Międzynarodowa Federacja Narciarska (FIS) podała, iż Sandro Pertile zastąpi Waltera Hofera na stanowisku dyrektora Pucharu Świata w skokach narciarskich mężczyzn. Do zmiany dojdzie po zakończeniu sezonu 2019/20. Włoch do tej pory zbierał doświadczenie jako delegat techniczny podczas zawodów FIS, a także pomagał przy organizacji konkursów rangi igrzysk olimpijskich, mistrzostw świata czy Pucharu Świata.
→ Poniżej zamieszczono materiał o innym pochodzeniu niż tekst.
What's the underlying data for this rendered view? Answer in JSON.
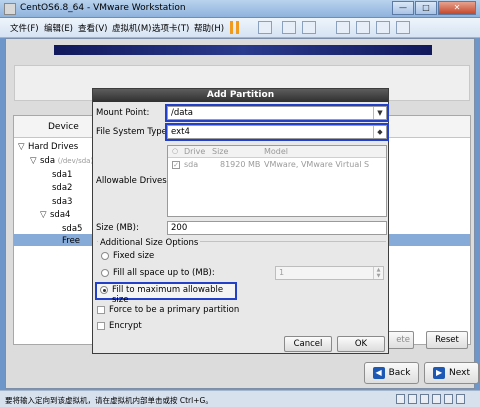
{
  "window": {
    "title": "CentOS6.8_64 - VMware Workstation",
    "minimize": "—",
    "maximize": "□",
    "close": "✕"
  },
  "menubar": {
    "items": [
      "文件(F)",
      "编辑(E)",
      "查看(V)",
      "虚拟机(M)",
      "选项卡(T)",
      "帮助(H)"
    ]
  },
  "installer": {
    "device_header": "Device",
    "tree": [
      {
        "label": "Hard Drives",
        "expander": "▽"
      },
      {
        "label": "sda",
        "sub": "(/dev/sda)",
        "expander": "▽"
      },
      {
        "label": "sda1"
      },
      {
        "label": "sda2"
      },
      {
        "label": "sda3"
      },
      {
        "label": "sda4",
        "expander": "▽"
      },
      {
        "label": "sda5"
      },
      {
        "label": "Free"
      }
    ],
    "delete_label": "ete",
    "reset_label": "Reset",
    "back_label": "Back",
    "next_label": "Next"
  },
  "dialog": {
    "title": "Add Partition",
    "mount_point_label": "Mount Point:",
    "mount_point_value": "/data",
    "fs_type_label": "File System Type:",
    "fs_type_value": "ext4",
    "allowable_drives_label": "Allowable Drives:",
    "drives_columns": [
      "Drive",
      "Size",
      "Model"
    ],
    "drives_rows": [
      {
        "checked": true,
        "drive": "sda",
        "size": "81920 MB",
        "model": "VMware, VMware Virtual S"
      }
    ],
    "size_label": "Size (MB):",
    "size_value": "200",
    "additional_size_label": "Additional Size Options",
    "opt_fixed": "Fixed size",
    "opt_fill_upto": "Fill all space up to (MB):",
    "fill_upto_value": "1",
    "opt_fill_max": "Fill to maximum allowable size",
    "selected_option": "fill_max",
    "primary_label": "Force to be a primary partition",
    "encrypt_label": "Encrypt",
    "cancel_label": "Cancel",
    "ok_label": "OK"
  },
  "status": {
    "text": "要将输入定向到该虚拟机，请在虚拟机内部单击或按 Ctrl+G。"
  },
  "colors": {
    "highlight": "#2340c8",
    "selection": "#86abd9",
    "banner": "#12195c"
  }
}
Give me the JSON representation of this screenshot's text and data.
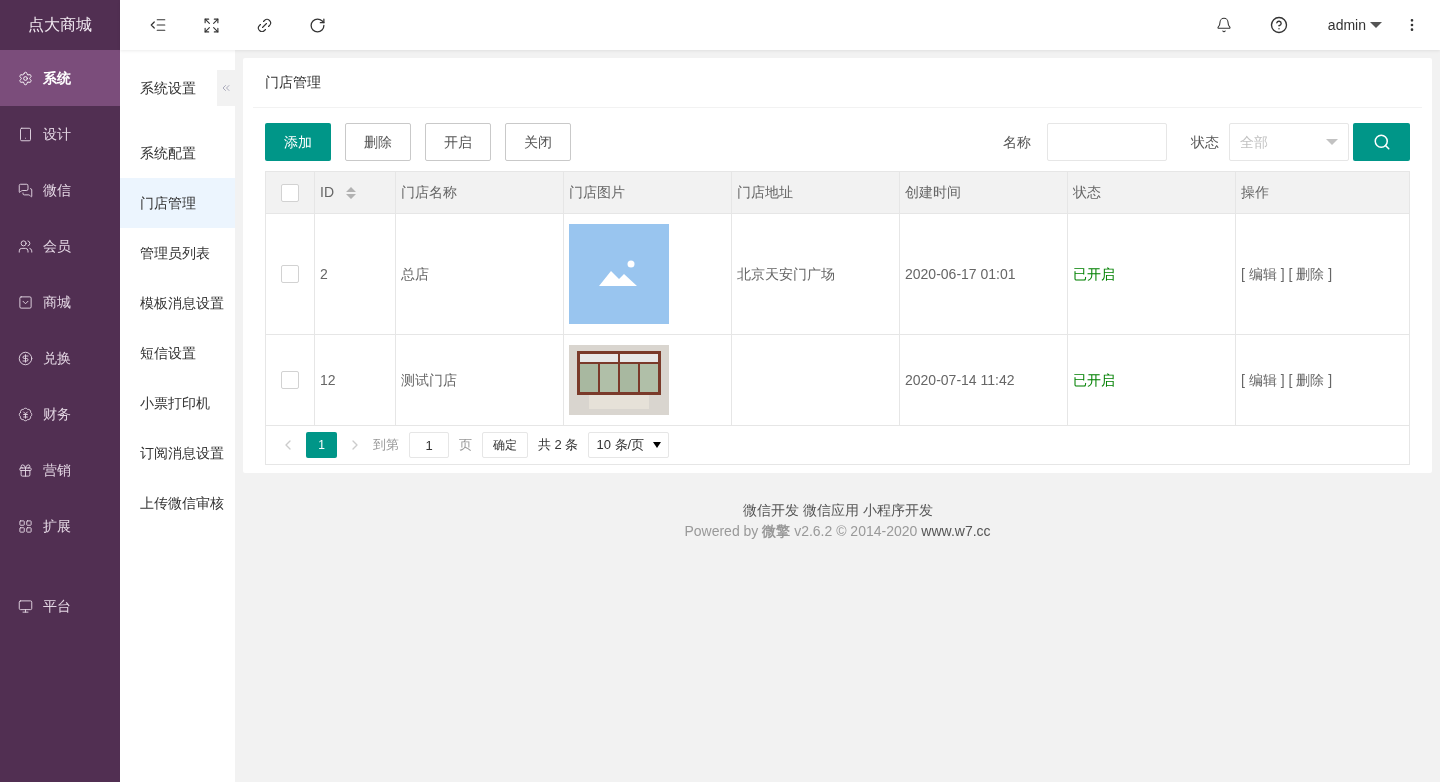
{
  "brand": "点大商城",
  "nav": [
    {
      "label": "系统",
      "selected": true
    },
    {
      "label": "设计",
      "selected": false
    },
    {
      "label": "微信",
      "selected": false
    },
    {
      "label": "会员",
      "selected": false
    },
    {
      "label": "商城",
      "selected": false
    },
    {
      "label": "兑换",
      "selected": false
    },
    {
      "label": "财务",
      "selected": false
    },
    {
      "label": "营销",
      "selected": false
    },
    {
      "label": "扩展",
      "selected": false
    },
    {
      "label": "平台",
      "selected": false
    }
  ],
  "topbar": {
    "user": "admin"
  },
  "submenu": {
    "title": "系统设置",
    "items": [
      {
        "label": "系统配置",
        "selected": false
      },
      {
        "label": "门店管理",
        "selected": true
      },
      {
        "label": "管理员列表",
        "selected": false
      },
      {
        "label": "模板消息设置",
        "selected": false
      },
      {
        "label": "短信设置",
        "selected": false
      },
      {
        "label": "小票打印机",
        "selected": false
      },
      {
        "label": "订阅消息设置",
        "selected": false
      },
      {
        "label": "上传微信审核",
        "selected": false
      }
    ]
  },
  "page_title": "门店管理",
  "toolbar": {
    "buttons": [
      {
        "label": "添加",
        "kind": "primary"
      },
      {
        "label": "删除",
        "kind": "default"
      },
      {
        "label": "开启",
        "kind": "default"
      },
      {
        "label": "关闭",
        "kind": "default"
      }
    ],
    "name_label": "名称",
    "status_label": "状态",
    "status_placeholder": "全部"
  },
  "table": {
    "header_checked": false,
    "columns": [
      "ID",
      "门店名称",
      "门店图片",
      "门店地址",
      "创建时间",
      "状态",
      "操作"
    ],
    "rows": [
      {
        "checked": false,
        "id": "2",
        "name": "总店",
        "kind": "placeholder",
        "address": "北京天安门广场",
        "created": "2020-06-17 01:01",
        "status": "已开启",
        "actions": [
          "[ 编辑 ]",
          "[ 删除 ]"
        ]
      },
      {
        "checked": false,
        "id": "12",
        "name": "测试门店",
        "kind": "photo",
        "created": "2020-07-14 11:42",
        "status": "已开启",
        "actions": [
          "[ 编辑 ]",
          "[ 删除 ]"
        ]
      }
    ]
  },
  "pagination": {
    "pages": [
      {
        "label": "1",
        "selected": true
      }
    ],
    "goto_label": "到第",
    "goto_value": "1",
    "page_unit": "页",
    "confirm": "确定",
    "total": "共 2 条",
    "page_size": "10 条/页"
  },
  "footer": {
    "links": [
      "微信开发",
      "微信应用",
      "小程序开发"
    ],
    "powered": "Powered by **微擎** v2.6.2 © 2014-2020",
    "site": "www.w7.cc"
  }
}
W przeszłości Pertile pracował też we Włoskim Związku Narciarskim, gdzie jako dyrektor sportowy odpowiedzialny za skoki narciarskie poparł zatrudnienie Łukasza Kruczka.
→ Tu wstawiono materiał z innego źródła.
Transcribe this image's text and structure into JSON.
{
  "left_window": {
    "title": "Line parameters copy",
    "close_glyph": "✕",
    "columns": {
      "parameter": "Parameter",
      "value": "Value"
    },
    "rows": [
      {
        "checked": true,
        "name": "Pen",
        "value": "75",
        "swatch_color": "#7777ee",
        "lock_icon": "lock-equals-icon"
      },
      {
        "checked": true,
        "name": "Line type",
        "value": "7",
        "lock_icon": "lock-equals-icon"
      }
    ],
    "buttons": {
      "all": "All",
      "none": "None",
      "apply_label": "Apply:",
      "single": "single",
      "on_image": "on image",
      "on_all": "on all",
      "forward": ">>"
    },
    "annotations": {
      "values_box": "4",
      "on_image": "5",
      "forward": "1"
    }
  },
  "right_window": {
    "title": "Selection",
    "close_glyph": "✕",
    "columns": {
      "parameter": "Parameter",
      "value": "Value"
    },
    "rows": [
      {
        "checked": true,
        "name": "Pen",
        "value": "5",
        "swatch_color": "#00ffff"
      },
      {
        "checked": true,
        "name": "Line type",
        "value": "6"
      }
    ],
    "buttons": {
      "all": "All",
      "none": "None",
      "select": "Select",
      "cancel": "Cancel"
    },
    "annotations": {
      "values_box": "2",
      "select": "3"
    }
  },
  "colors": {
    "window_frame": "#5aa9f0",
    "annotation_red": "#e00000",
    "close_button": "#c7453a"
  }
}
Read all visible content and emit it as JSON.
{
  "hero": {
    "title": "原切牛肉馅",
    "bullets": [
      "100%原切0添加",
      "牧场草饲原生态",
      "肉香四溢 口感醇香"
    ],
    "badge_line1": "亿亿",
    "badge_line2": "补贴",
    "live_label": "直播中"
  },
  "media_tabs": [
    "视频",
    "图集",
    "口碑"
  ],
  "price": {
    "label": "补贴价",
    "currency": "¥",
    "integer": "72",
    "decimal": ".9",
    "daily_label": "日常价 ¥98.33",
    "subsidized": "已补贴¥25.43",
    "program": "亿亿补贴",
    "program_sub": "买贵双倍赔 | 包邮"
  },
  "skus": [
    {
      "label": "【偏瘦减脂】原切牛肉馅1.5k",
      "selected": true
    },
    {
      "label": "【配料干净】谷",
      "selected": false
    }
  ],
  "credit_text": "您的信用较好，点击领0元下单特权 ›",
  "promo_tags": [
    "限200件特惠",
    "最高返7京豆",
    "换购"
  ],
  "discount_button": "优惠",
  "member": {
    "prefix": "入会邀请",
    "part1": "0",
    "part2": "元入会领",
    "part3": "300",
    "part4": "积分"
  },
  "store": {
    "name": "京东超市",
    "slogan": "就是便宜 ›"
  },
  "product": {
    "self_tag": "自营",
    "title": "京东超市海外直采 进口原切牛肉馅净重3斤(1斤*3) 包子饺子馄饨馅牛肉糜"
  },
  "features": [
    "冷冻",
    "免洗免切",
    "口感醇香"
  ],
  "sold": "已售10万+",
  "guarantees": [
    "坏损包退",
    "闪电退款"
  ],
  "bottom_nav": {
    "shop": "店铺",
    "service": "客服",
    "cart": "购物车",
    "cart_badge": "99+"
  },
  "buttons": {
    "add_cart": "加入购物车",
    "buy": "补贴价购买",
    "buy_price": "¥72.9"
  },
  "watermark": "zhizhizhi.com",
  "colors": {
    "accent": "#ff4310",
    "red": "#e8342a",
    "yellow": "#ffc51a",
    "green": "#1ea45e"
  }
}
Sandro PertileSandro Pertile
fot.

Hofer omawianą funkcję pełni nieprzerwanie od 1992 roku. Nadchodzący sezon Pucharu Świata, którego oficjalny kalendarz publikowaliśmy >>>TUTAJ<<<, będzie ostatnim z Austriakiem w roli dyrektora cyklu. Taki ruch podyktowany jest przepisami FIS, o czym 64-latek otwarcie mówił serwisowi Skijumping.pl jesienią 2018 roku. - Sezon 2019/2020 będzie moim ostatnim w roli dyrektora Pucharu Świata. Nie jest to jednak moja decyzja, lecz kolej rzeczy uwarunkowana moim wiekiem.
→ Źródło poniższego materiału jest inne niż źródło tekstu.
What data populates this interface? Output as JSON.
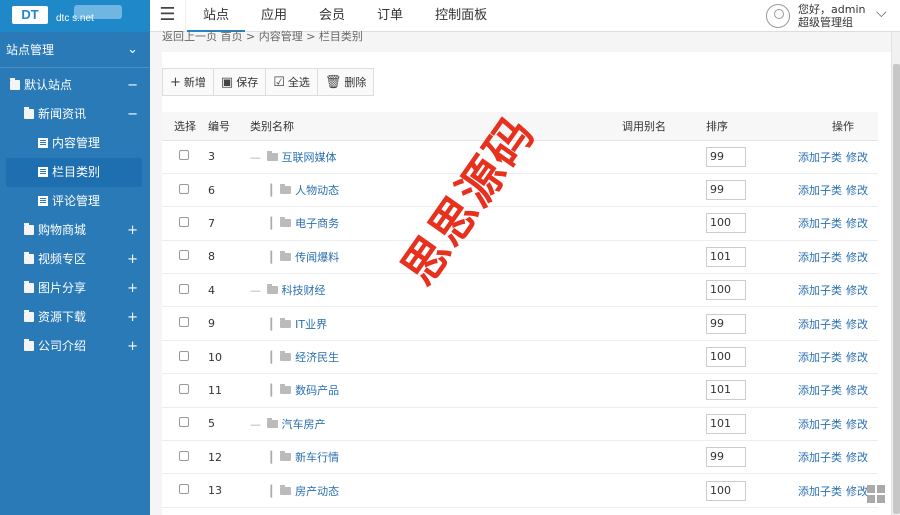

Oprócz Hofera, po nadchodzącym sezonie ze swoimi dotychczasowymi funkcjami pożegnają się również Sepp Gratzer (kontroler sprzętu w Pucharze Świata), Horst Tielmann (koordynator Pucharu Kontynentalnego), Ueli Forrer (koordynator FIS Cup) oraz Paul Ganzenhuber (przewodniczący podkomisji PŚ ds. planowania kalendarza).

Ogłoszenie sukcesora Waltera Hofera to nie jedyny punkt komunikatu FIS, powstałego na bazie wiosennej konferencji w Chorwacji. Międzynarodowi działacze informują też o dwóch zmianach regulaminowych, które wejdą w życie od nowego sezonu. Od teraz nagrody pieniężne w Pucharze Świata kobiet zostana podniesione do 25 194 CHF. W praktyce oznacza to, iż czołowa "20" zawodów będzie otrzymywać 38 CHF za każdy zdobyty punkt do klasyfikacji generalnej, a więc o 8 CHF więcej niż dotychczas. 

Kolejną nowością jest sposób zarządzania zawodami na imprezach rangi mistrzowskiej. Na igrzyskach olimpijskich oraz mistrzostwach świata działać będzie dwóch asystentów delegata technicznego. W Pucharze Świata pozostanie bez zmian, tam nadal DT będzie miał do dyspozycji jednego asystenta.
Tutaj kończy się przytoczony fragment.